Une consultation sur la CPTAQ en début de mandat pour les conservateurs

La Vie agricole a pris connaissance des intentions du parti d’Éric Duhaime s’il devait prendre le pouvoir au Québec lors des prochaines élections. Au programme de celui-ci, on peut constater quelques propositions phares en agriculture qui pourrait changer les paradigmes.

Le Parti conservateur du Québec (PCQ) en cas de victoire a mis de l’avant certains points lors de son récent congrès : « Pendant 4 ans, un gouvernement du PCQ ne mettra en place aucune nouvelle réglementation restrictive en agriculture et diminuera la lourdeur administrative des producteurs agricoles afin de leur permettre de se concentrer pleinement au développement de leurs entreprises».

La fin du « mur à mur»

Le PCQ souhaite aussi réformer la protection du territoire agricole. Il a été rappelé que lors d’une consultation effectuée par le PCQ, l’un des éléments rapportés unanimement par les participants était la nécessité de réformer la Loi sur la protection du territoire et des activités agricoles et son institution, la Commission de protection du territoire agricole du Québec (CPTAQ). Le PCQ mettrait fin au « mur à mur».

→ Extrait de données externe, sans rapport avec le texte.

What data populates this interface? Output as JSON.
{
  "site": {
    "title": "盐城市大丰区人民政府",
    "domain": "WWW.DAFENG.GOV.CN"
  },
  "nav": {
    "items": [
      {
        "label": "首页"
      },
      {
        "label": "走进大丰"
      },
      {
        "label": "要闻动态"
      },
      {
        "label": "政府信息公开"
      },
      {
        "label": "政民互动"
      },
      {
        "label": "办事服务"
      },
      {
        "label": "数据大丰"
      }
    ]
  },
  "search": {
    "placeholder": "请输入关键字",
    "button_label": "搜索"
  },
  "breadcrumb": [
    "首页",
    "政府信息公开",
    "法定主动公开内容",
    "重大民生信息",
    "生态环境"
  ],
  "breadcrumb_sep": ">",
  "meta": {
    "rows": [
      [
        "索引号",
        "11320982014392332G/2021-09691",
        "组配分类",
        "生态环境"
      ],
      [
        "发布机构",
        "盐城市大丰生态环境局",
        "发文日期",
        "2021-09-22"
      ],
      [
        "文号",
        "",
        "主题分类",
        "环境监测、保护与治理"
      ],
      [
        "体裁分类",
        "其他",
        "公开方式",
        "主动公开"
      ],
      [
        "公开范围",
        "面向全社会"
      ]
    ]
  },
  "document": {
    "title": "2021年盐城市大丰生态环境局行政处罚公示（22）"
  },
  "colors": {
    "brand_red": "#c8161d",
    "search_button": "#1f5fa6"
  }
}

Il a été pris pour exemple le projet Ferme 59 réalisé dans la MRC de l’Érable qui a permis de morceler de petites superficies de terres agricoles pour des projets d’entreprises économiquement viables.

Plus de latitude aux municipalités

Le PCQ dit avoir pour leitmotiv  le développement économique des régions et leur vitalité. S’il est élu, le PCQ amorcerait une consultation dans une première moitié de mandat auprès de citoyens, des représentants du monde agricole, des municipalités, des MRC, des autres instances municipales et des ministères concernés sur une réforme en profondeur de la Loi sur la protection du territoire agricole et des activités agricoles de façon « à réaffirmer ses principes avec la réalité d’aujourd’hui et à adopter une nouvelle loi avant la fin du premier mandat».

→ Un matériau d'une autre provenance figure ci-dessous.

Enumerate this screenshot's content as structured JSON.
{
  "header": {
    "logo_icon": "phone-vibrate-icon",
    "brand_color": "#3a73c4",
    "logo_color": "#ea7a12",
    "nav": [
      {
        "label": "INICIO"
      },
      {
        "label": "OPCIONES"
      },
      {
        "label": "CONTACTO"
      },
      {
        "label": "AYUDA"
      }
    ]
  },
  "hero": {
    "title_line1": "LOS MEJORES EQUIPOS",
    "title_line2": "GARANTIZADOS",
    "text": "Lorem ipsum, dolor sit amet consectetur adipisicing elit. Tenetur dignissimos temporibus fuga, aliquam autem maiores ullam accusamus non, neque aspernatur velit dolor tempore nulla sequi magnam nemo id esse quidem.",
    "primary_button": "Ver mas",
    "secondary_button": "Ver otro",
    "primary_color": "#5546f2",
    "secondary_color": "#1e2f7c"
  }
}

Les conservateurs au pouvoir donneraient plus de latitudes aux municipalités pour qu’elles puissent morceler des terres dynamiques pour des projets agricoles de circuit court.

Autre point souligné lors du dernier congrès du PCQ : légiférer en matière de services essentiels pour y ajouter un service minimum de tous les transformateurs alimentaires primaires afin d’éviter des gaspillages.